Le reste du territoire national n’est pas à l’abri. La dengue a aussi fait son retour dans l’Océan Indien, sur l’Île de la Réunion, dans des proportions certes moins importantes. Au moins quinze cas ont été répertoriés depuis le début de l’année, dont une dizaine d’autochtones et deux menant à des hospitalisations. Là encore, l'éradication des foyers de moustiques se met en place pour combattre Aedes albopictus, ou moustique tigre.

L’inquiétude remonte même jusqu’en métropole. Le dispositif de lutte anti-vectorielle a été déclenché, et restera actif jusqu’au 30 novembre prochain. Une trentaine de départements métropolitains fera l’objet d’une surveillance accrue cette année, principalement dans le sud de l’Hexagone (ainsi qu’en Vendée et dans le Val-de-Marne).

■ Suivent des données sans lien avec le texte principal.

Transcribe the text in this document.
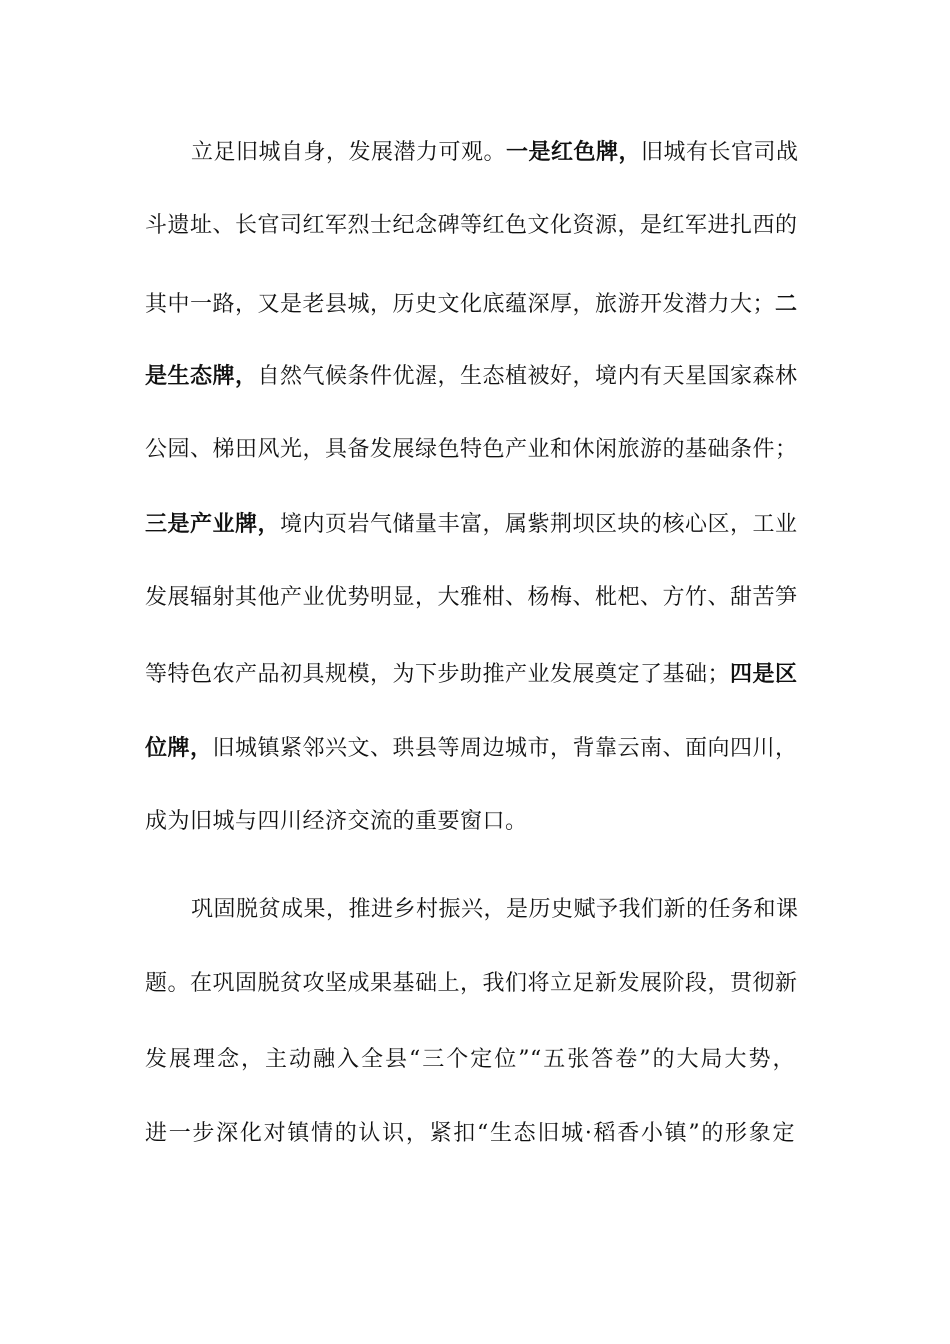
立足旧城自身，发展潜力可观。一是红色牌，旧城有长官司战
斗遗址、长官司红军烈士纪念碑等红色文化资源，是红军进扎西的
其中一路，又是老县城，历史文化底蕴深厚，旅游开发潜力大；二
是生态牌，自然气候条件优渥，生态植被好，境内有天星国家森林
公园、梯田风光，具备发展绿色特色产业和休闲旅游的基础条件；
三是产业牌，境内页岩气储量丰富，属紫荆坝区块的核心区，工业
发展辐射其他产业优势明显，大雅柑、杨梅、枇杷、方竹、甜苦笋
等特色农产品初具规模，为下步助推产业发展奠定了基础；四是区
位牌，旧城镇紧邻兴文、珙县等周边城市，背靠云南、面向四川，
成为旧城与四川经济交流的重要窗口。
巩固脱贫成果，推进乡村振兴，是历史赋予我们新的任务和课
题。在巩固脱贫攻坚成果基础上，我们将立足新发展阶段，贯彻新
发展理念，主动融入全县“三个定位”“五张答卷”的大局大势，
进一步深化对镇情的认识，紧扣“生态旧城·稻香小镇”的形象定
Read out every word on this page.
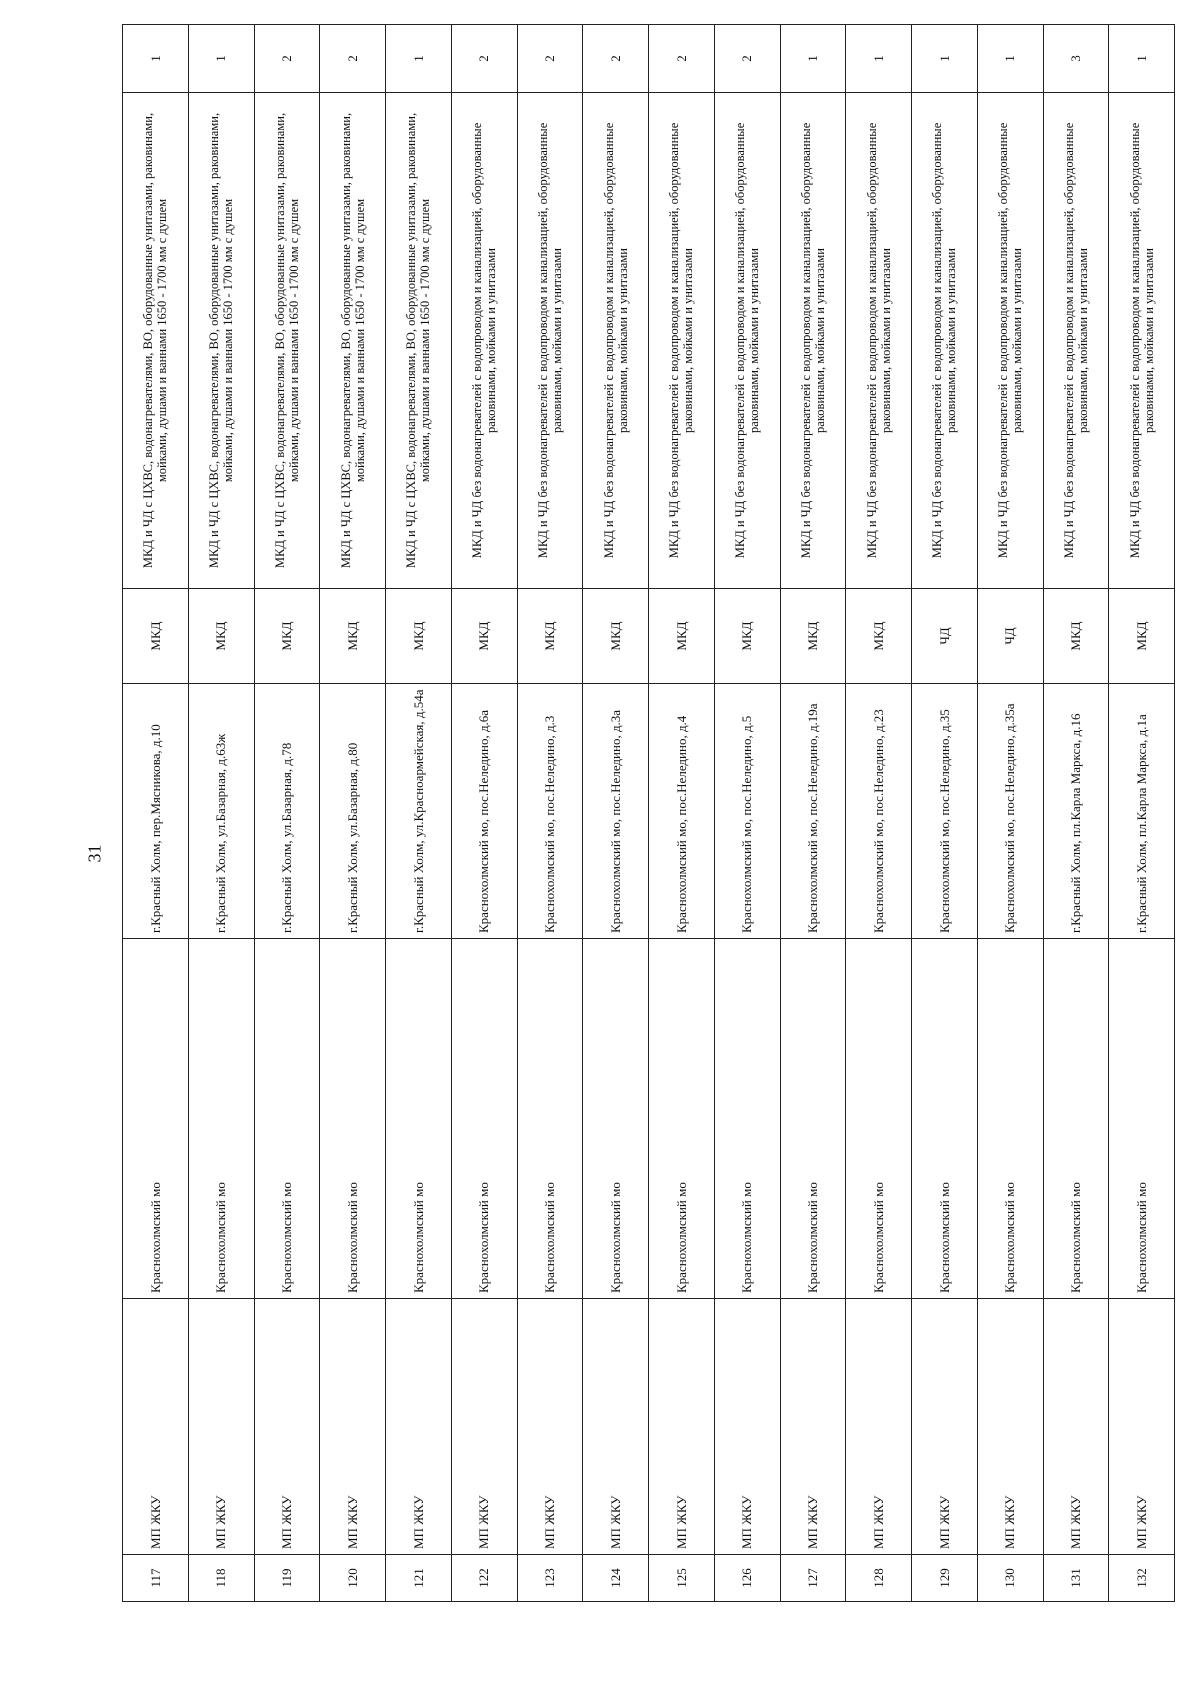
31
117	МП ЖКУ	Краснохолмский мо	г.Красный Холм, пер.Мясникова, д.10	МКД	МКД и ЧД с ЦХВС, водонагревателями, ВО, оборудованные унитазами, раковинами, мойками, душами и ваннами 1650 - 1700 мм с душем	1
118	МП ЖКУ	Краснохолмский мо	г.Красный Холм, ул.Базарная, д.63ж	МКД	МКД и ЧД с ЦХВС, водонагревателями, ВО, оборудованные унитазами, раковинами, мойками, душами и ваннами 1650 - 1700 мм с душем	1
119	МП ЖКУ	Краснохолмский мо	г.Красный Холм, ул.Базарная, д.78	МКД	МКД и ЧД с ЦХВС, водонагревателями, ВО, оборудованные унитазами, раковинами, мойками, душами и ваннами 1650 - 1700 мм с душем	2
120	МП ЖКУ	Краснохолмский мо	г.Красный Холм, ул.Базарная, д.80	МКД	МКД и ЧД с ЦХВС, водонагревателями, ВО, оборудованные унитазами, раковинами, мойками, душами и ваннами 1650 - 1700 мм с душем	2
121	МП ЖКУ	Краснохолмский мо	г.Красный Холм, ул.Красноармейская, д.54а	МКД	МКД и ЧД с ЦХВС, водонагревателями, ВО, оборудованные унитазами, раковинами, мойками, душами и ваннами 1650 - 1700 мм с душем	1
122	МП ЖКУ	Краснохолмский мо	Краснохолмский мо, пос.Неледино, д.6а	МКД	МКД и ЧД без водонагревателей с водопроводом и канализацией, оборудованные раковинами, мойками и унитазами	2
123	МП ЖКУ	Краснохолмский мо	Краснохолмский мо, пос.Неледино, д.3	МКД	МКД и ЧД без водонагревателей с водопроводом и канализацией, оборудованные раковинами, мойками и унитазами	2
124	МП ЖКУ	Краснохолмский мо	Краснохолмский мо, пос.Неледино, д.3а	МКД	МКД и ЧД без водонагревателей с водопроводом и канализацией, оборудованные раковинами, мойками и унитазами	2
125	МП ЖКУ	Краснохолмский мо	Краснохолмский мо, пос.Неледино, д.4	МКД	МКД и ЧД без водонагревателей с водопроводом и канализацией, оборудованные раковинами, мойками и унитазами	2
126	МП ЖКУ	Краснохолмский мо	Краснохолмский мо, пос.Неледино, д.5	МКД	МКД и ЧД без водонагревателей с водопроводом и канализацией, оборудованные раковинами, мойками и унитазами	2
127	МП ЖКУ	Краснохолмский мо	Краснохолмский мо, пос.Неледино, д.19а	МКД	МКД и ЧД без водонагревателей с водопроводом и канализацией, оборудованные раковинами, мойками и унитазами	1
128	МП ЖКУ	Краснохолмский мо	Краснохолмский мо, пос.Неледино, д.23	МКД	МКД и ЧД без водонагревателей с водопроводом и канализацией, оборудованные раковинами, мойками и унитазами	1
129	МП ЖКУ	Краснохолмский мо	Краснохолмский мо, пос.Неледино, д.35	ЧД	МКД и ЧД без водонагревателей с водопроводом и канализацией, оборудованные раковинами, мойками и унитазами	1
130	МП ЖКУ	Краснохолмский мо	Краснохолмский мо, пос.Неледино, д.35а	ЧД	МКД и ЧД без водонагревателей с водопроводом и канализацией, оборудованные раковинами, мойками и унитазами	1
131	МП ЖКУ	Краснохолмский мо	г.Красный Холм, пл.Карла Маркса, д.16	МКД	МКД и ЧД без водонагревателей с водопроводом и канализацией, оборудованные раковинами, мойками и унитазами	3
132	МП ЖКУ	Краснохолмский мо	г.Красный Холм, пл.Карла Маркса, д.1а	МКД	МКД и ЧД без водонагревателей с водопроводом и канализацией, оборудованные раковинами, мойками и унитазами	1
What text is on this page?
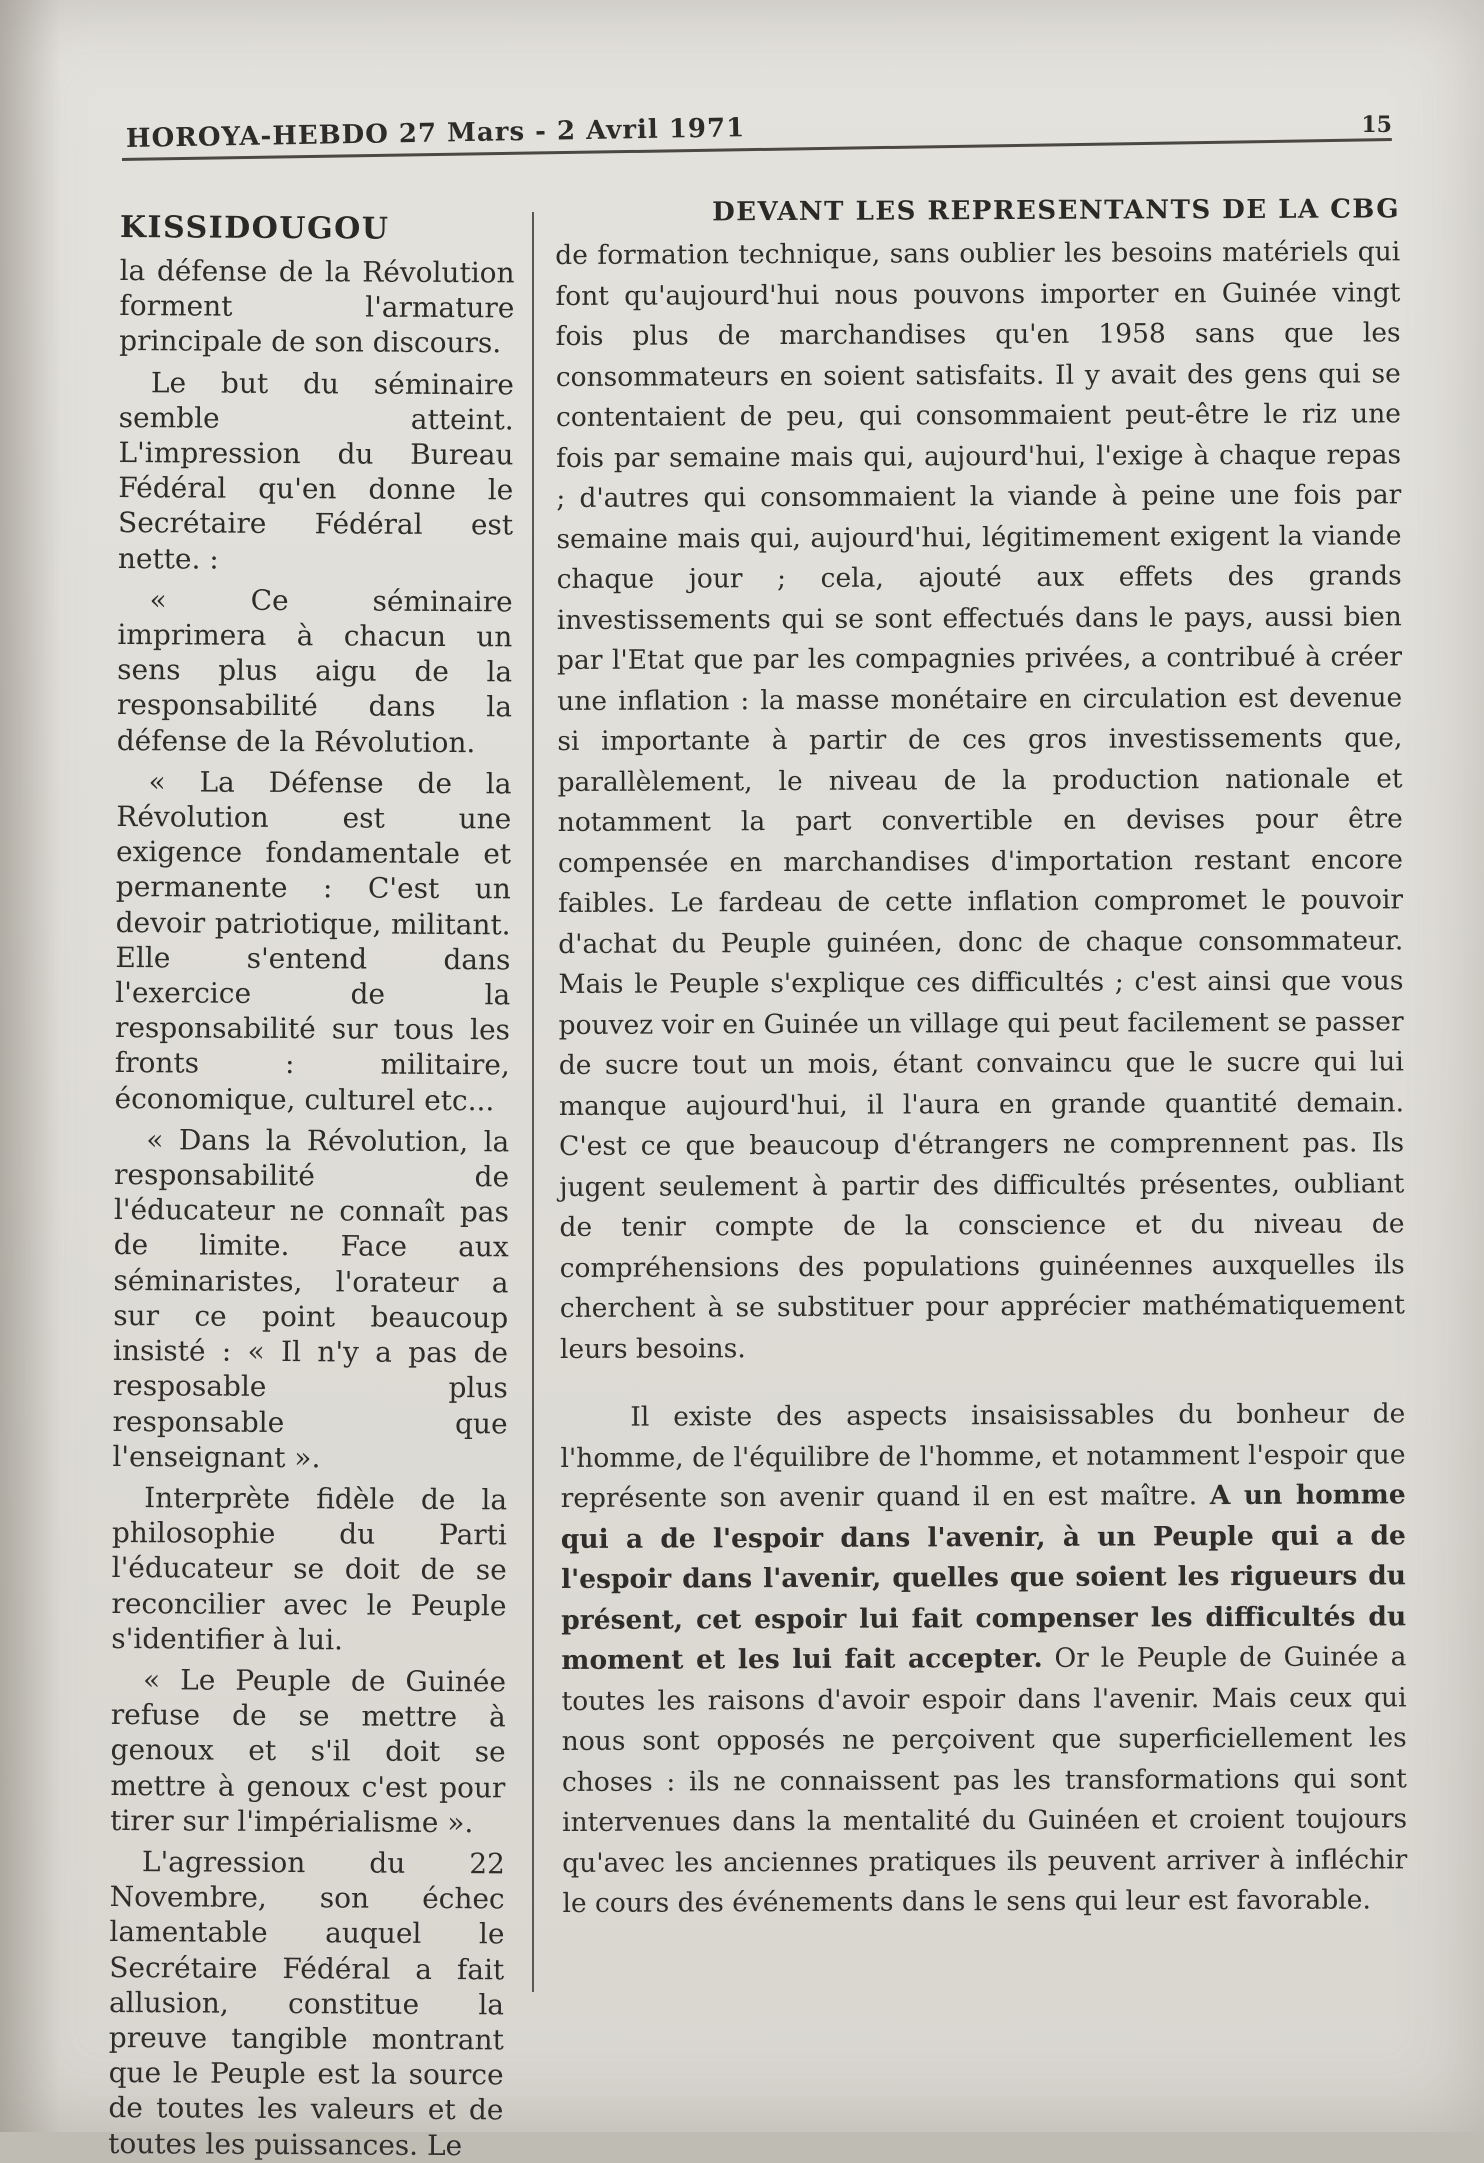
HOROYA-HEBDO 27 Mars - 2 Avril 1971	15
KISSIDOUGOU

la défense de la Révolution forment l'armature principale de son discours.

Le but du séminaire semble atteint. L'impression du Bureau Fédéral qu'en donne le Secrétaire Fédéral est nette. :

« Ce séminaire imprimera à chacun un sens plus aigu de la responsabilité dans la défense de la Révolution.

« La Défense de la Révolution est une exigence fondamentale et permanente : C'est un devoir patriotique, militant. Elle s'entend dans l'exercice de la responsabilité sur tous les fronts : militaire, économique, culturel etc...

« Dans la Révolution, la responsabilité de l'éducateur ne connaît pas de limite. Face aux séminaristes, l'orateur a sur ce point beaucoup insisté : « Il n'y a pas de resposable plus responsable que l'enseignant ».

Interprète fidèle de la philosophie du Parti l'éducateur se doit de se reconcilier avec le Peuple s'identifier à lui.

« Le Peuple de Guinée refuse de se mettre à genoux et s'il doit se mettre à genoux c'est pour tirer sur l'impérialisme ».

L'agression du 22 Novembre, son échec lamentable auquel le Secrétaire Fédéral a fait allusion, constitue la preuve tangible montrant que le Peuple est la source de toutes les valeurs et de toutes les puissances. Le

DEVANT LES REPRESENTANTS DE LA CBG

de formation technique, sans oublier les besoins matériels qui font qu'aujourd'hui nous pouvons importer en Guinée vingt fois plus de marchandises qu'en 1958 sans que les consommateurs en soient satisfaits. Il y avait des gens qui se contentaient de peu, qui consommaient peut-être le riz une fois par semaine mais qui, aujourd'hui, l'exige à chaque repas ; d'autres qui consommaient la viande à peine une fois par semaine mais qui, aujourd'hui, légitimement exigent la viande chaque jour ; cela, ajouté aux effets des grands investissements qui se sont effectués dans le pays, aussi bien par l'Etat que par les compagnies privées, a contribué à créer une inflation : la masse monétaire en circulation est devenue si importante à partir de ces gros investissements que, parallèlement, le niveau de la production nationale et notamment la part convertible en devises pour être compensée en marchandises d'importation restant encore faibles. Le fardeau de cette inflation compromet le pouvoir d'achat du Peuple guinéen, donc de chaque consommateur. Mais le Peuple s'explique ces difficultés ; c'est ainsi que vous pouvez voir en Guinée un village qui peut facilement se passer de sucre tout un mois, étant convaincu que le sucre qui lui manque aujourd'hui, il l'aura en grande quantité demain. C'est ce que beaucoup d'étrangers ne comprennent pas. Ils jugent seulement à partir des difficultés présentes, oubliant de tenir compte de la conscience et du niveau de compréhensions des populations guinéennes auxquelles ils cherchent à se substituer pour apprécier mathématiquement leurs besoins.

Il existe des aspects insaisissables du bonheur de l'homme, de l'équilibre de l'homme, et notamment l'espoir que représente son avenir quand il en est maître. A un homme qui a de l'espoir dans l'avenir, à un Peuple qui a de l'espoir dans l'avenir, quelles que soient les rigueurs du présent, cet espoir lui fait compenser les difficultés du moment et les lui fait accepter. Or le Peuple de Guinée a toutes les raisons d'avoir espoir dans l'avenir. Mais ceux qui nous sont opposés ne perçoivent que superficiellement les choses : ils ne connaissent pas les transformations qui sont intervenues dans la mentalité du Guinéen et croient toujours qu'avec les anciennes pratiques ils peuvent arriver à infléchir le cours des événements dans le sens qui leur est favorable.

Les particuliers sont vivement appelés à participer à cette surveillance. S’ils constatent qu’un gîte larvaire s’est développé dans leur jardin, où qu’ils voient passer un moustique tigre – reconnaissable à ses rayures blanches et noires –, il faut le signaler sur la plateforme www.signalement-moustique.fr ou l’application mobile iMoustique. Ces portails nationaux exigeront une photo de l’insecte.

Pour rappel, en plus de la dengue, le moustique tigre peut transmettre le virus Zika et le Chikungunya.